« La patience est un art qui s’apprend patiemment » déclare Fabien Marsaud, alias Grand Corps Malade, dans son récit autobiographique intitulé Patients, datant de 2012. Slameur connu pour ses textes lyriques, Grand Corps Malade transmet en quelque sorte une ode à la vie avec sa première œuvre écrite en prose. Réapprendre à se connaître, partager des moments avec son entourage, savoir s’adapter et progresser au quotidien ; telles sont les morales de ce court récit agréable et touchant.
En racontant ses péripéties à l’intérieur d’un centre de rééducation, suite à un accident de piscine, Fabien Marsaud utilise le lieu médical comme nœud dramatique de son récit, là où commence l’envie du personnage principal de vouloir retrouver ses capacités. L’auteur établit une description minutieuse de l’environnement médical qui devient le quotidien du héros, ce jeune casse-cou d’infortune. Il déploie de cette façon une galerie de personnages, représentant le personnel du centre qui remplissent tous un rôle précis dans la rééducation du jeune homme. Ainsi, le lecteur comprend les différentes tâches des aides-soignants, docteurs et kinésithérapeutes pour aider leurs patients. Grand Corps Malade arrive à tisser un portrait complet des personnages au-delà de leur fonction dans le cadre médical. Tous différents, certains assez pittoresques, d’autres plus tendres, ils sont mémorables grâce à leur personnalité complète. Par exemple, le kiné de Fabien est montré à la fois compétent et compatissant, tout comme son aide-soignant qui se révèle sympathique malgré ses tics de parole. Aucun des personnages n’est jugé, ni idéalisé : ils sont tous dépeints avec leurs propres qualités et défauts. Cet aspect du roman rend l’aventure personnelle de Fabien encore plus humaine, son accident symbolisant les affres de la vie qui peut être aussi bienveillante que cruelle.

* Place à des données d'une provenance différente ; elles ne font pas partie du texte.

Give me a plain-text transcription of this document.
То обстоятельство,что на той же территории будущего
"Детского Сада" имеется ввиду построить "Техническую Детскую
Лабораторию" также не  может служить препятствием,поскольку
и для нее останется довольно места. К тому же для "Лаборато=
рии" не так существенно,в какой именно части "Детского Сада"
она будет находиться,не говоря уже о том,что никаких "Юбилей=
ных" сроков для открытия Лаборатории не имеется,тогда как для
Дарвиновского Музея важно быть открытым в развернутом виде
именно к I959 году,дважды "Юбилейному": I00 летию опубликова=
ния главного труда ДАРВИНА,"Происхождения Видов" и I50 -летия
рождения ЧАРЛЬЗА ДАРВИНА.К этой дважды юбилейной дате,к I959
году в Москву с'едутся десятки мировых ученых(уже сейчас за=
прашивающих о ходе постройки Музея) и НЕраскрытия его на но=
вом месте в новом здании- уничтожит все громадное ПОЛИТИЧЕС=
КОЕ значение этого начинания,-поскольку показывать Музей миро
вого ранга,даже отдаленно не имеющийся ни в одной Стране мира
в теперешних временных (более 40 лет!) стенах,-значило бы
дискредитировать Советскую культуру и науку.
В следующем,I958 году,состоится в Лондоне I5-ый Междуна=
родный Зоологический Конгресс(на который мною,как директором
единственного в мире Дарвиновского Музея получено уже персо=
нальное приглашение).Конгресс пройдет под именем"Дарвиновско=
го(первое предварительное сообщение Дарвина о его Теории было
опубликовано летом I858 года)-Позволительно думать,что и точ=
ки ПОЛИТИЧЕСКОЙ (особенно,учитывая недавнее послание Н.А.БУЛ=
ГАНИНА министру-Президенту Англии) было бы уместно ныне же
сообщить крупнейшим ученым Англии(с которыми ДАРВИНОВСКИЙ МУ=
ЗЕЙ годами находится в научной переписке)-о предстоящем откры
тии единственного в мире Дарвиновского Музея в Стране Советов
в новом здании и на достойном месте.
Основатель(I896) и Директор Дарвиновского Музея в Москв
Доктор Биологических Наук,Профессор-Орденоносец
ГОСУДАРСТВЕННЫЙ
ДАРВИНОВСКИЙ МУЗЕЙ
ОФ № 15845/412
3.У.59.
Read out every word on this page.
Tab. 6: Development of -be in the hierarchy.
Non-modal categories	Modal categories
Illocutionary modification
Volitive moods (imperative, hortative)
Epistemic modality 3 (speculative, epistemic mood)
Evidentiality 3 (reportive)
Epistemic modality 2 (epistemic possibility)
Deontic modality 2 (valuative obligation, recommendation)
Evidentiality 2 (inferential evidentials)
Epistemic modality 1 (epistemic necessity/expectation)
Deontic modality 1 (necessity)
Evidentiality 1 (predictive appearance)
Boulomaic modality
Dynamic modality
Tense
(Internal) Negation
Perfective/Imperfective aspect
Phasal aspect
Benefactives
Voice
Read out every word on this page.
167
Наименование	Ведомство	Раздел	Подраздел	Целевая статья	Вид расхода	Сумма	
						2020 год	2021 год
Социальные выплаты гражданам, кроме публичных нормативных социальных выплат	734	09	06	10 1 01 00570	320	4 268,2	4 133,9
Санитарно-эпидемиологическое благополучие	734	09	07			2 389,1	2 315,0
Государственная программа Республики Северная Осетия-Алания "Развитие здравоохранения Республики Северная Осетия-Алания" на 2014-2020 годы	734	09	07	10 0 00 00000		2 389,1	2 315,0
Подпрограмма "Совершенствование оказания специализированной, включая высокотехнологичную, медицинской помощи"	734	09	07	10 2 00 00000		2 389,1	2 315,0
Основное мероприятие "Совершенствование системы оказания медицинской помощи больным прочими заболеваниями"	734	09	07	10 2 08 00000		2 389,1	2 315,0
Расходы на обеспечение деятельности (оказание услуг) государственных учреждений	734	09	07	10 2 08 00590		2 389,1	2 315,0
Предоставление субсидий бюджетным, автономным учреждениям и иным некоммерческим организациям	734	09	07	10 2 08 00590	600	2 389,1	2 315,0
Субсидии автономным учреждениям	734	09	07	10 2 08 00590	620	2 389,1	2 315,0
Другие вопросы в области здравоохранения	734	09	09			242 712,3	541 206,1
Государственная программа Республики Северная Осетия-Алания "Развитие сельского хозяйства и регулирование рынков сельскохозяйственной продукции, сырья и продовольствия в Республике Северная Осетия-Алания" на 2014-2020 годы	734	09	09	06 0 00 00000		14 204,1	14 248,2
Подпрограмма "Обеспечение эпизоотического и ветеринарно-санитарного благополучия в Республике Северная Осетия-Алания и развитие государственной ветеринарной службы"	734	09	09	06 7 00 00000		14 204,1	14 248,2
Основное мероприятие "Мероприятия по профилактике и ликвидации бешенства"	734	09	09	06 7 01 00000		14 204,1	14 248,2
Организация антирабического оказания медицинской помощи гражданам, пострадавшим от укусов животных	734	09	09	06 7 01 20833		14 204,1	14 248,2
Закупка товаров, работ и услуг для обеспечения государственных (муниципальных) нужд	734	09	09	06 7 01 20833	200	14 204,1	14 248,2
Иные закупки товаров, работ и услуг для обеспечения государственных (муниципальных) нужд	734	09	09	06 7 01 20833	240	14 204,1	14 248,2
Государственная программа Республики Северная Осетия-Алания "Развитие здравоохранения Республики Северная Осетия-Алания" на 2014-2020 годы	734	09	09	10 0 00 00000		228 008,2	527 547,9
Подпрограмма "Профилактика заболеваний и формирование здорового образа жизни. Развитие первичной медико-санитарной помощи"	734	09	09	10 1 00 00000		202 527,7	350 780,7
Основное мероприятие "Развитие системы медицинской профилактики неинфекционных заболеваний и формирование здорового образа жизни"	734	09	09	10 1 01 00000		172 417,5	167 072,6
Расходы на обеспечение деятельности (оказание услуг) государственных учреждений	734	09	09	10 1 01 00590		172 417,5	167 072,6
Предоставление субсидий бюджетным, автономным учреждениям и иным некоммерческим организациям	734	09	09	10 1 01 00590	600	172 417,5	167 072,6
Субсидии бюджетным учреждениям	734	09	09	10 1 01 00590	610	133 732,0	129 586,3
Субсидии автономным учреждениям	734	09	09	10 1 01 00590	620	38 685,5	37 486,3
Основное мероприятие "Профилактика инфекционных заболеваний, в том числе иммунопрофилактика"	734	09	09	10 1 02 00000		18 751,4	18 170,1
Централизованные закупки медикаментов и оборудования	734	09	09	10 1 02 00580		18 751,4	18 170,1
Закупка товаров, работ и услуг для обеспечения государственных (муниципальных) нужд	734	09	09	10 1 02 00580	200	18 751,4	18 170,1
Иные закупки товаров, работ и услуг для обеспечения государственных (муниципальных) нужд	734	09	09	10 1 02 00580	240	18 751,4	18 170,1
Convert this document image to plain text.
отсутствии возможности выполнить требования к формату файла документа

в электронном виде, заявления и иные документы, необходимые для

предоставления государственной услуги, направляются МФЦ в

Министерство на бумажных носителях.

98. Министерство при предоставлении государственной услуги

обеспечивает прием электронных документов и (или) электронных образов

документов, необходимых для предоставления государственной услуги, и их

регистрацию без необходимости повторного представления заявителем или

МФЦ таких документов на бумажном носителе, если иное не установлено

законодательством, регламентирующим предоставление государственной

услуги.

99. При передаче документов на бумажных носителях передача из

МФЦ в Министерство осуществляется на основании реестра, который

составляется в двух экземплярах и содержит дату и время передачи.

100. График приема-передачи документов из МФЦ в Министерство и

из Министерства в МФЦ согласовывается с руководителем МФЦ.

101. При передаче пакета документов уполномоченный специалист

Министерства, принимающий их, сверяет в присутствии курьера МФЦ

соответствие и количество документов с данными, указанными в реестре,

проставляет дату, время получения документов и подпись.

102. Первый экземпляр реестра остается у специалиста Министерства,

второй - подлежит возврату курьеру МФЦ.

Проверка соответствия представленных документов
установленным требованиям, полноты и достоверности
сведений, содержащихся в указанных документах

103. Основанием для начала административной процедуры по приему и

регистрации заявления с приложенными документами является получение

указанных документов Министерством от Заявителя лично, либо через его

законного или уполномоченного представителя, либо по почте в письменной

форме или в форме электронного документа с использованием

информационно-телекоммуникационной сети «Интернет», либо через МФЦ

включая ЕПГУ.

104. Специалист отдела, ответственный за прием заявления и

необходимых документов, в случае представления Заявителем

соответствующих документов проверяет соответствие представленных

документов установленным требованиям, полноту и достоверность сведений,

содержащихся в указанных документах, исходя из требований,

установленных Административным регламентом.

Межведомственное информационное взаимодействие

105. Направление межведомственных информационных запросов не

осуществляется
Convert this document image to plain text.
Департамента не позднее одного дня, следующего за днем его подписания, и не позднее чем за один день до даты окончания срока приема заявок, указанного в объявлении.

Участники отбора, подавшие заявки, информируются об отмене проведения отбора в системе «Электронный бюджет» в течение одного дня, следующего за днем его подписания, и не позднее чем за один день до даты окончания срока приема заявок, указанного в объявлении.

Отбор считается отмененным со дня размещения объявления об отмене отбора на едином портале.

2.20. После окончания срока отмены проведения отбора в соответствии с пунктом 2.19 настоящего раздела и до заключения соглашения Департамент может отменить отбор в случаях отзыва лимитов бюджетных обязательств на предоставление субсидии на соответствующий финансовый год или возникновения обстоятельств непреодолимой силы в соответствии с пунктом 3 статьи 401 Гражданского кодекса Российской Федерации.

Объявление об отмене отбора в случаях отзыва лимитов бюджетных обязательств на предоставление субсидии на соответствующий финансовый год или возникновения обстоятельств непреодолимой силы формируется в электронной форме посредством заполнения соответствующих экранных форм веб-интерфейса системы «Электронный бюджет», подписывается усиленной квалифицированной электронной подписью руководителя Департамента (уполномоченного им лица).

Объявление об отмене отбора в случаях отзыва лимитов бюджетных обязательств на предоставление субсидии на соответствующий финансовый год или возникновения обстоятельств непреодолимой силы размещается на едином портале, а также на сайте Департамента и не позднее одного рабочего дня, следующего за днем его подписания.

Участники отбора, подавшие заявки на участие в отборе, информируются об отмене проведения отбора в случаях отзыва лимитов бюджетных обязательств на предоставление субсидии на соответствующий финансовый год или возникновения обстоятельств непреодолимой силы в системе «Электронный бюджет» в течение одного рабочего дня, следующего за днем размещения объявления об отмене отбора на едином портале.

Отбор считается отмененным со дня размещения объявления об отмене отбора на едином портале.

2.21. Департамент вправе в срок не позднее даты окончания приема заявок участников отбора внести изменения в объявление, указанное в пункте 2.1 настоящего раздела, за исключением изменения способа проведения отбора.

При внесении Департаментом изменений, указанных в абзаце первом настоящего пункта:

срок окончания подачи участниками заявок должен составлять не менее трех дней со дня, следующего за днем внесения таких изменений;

Ce qui en ressort de cette petite histoire personnelle, c’est certainement sa dimension humaine sincère et touchante. Fabien Marsaud compose son récit comme une « aventure chorale », par le biais de rencontres d’autres personnes handicapées, victimes d’accidents, au sein du centre de rééducation. Le roman devient alors une galerie de portraits qui se lient par l’amitié entre les personnages. L’auteur confronte plusieurs aspects de la vie à travers les camarades de Fabien, tels que Farid et ses blagues décontractées ou Samia et son tempérament enflammé, tout en instaurant une ambiance chaleureuse dans le groupe formé par Fabien et ses camarades. Grand Corps Malade aborde avec ingéniosité les thèmes de l’endurance, de la peur du regard des autres et de l’estime de soi avec une liberté de ton plaisante, et tout particulièrement un sens de l’autodérision irrésistible.
Patients est un premier essai à l’écriture de roman fort réussi de la part de Grand Corps Malade. C’est une chronique de vie romanesque, dans le sens où le séjour de Fabien au centre de rééducation bouleverse aussi bien ses projets pour l’avenir qu’il lui donne un autre destin. La grande qualité de Fabien Marsaud en tant qu’écrivain est son écriture à fleur de peau, tantôt dramatique, tantôt enlevée. Le slameur-compositeur-poète fait le portrait de ces jeunes qui savent affronter les affres de la vie tous les jours avec dérision, même avec des hauts et des bas. L’adaptation cinématographique, coréalisée par Grand Corps Malade et Mehdi Idir, qui sortira en vidéo dès le 5 juillet, renforce les épreuves de cette bande d’amis par le biais de la mise en scène qui capte les émotions des personnages, notamment un plan d’ouverture diablement anxiogène, mettant en scène l’arrivée de Fabien dans sa chambre d’hôpital. Patients, aussi bien le livre que le film, est une œuvre à la fois intimiste et collective, traitant du respect d’autrui avec un langage sincère et décontracté, qui vaut sans hésiter le détour.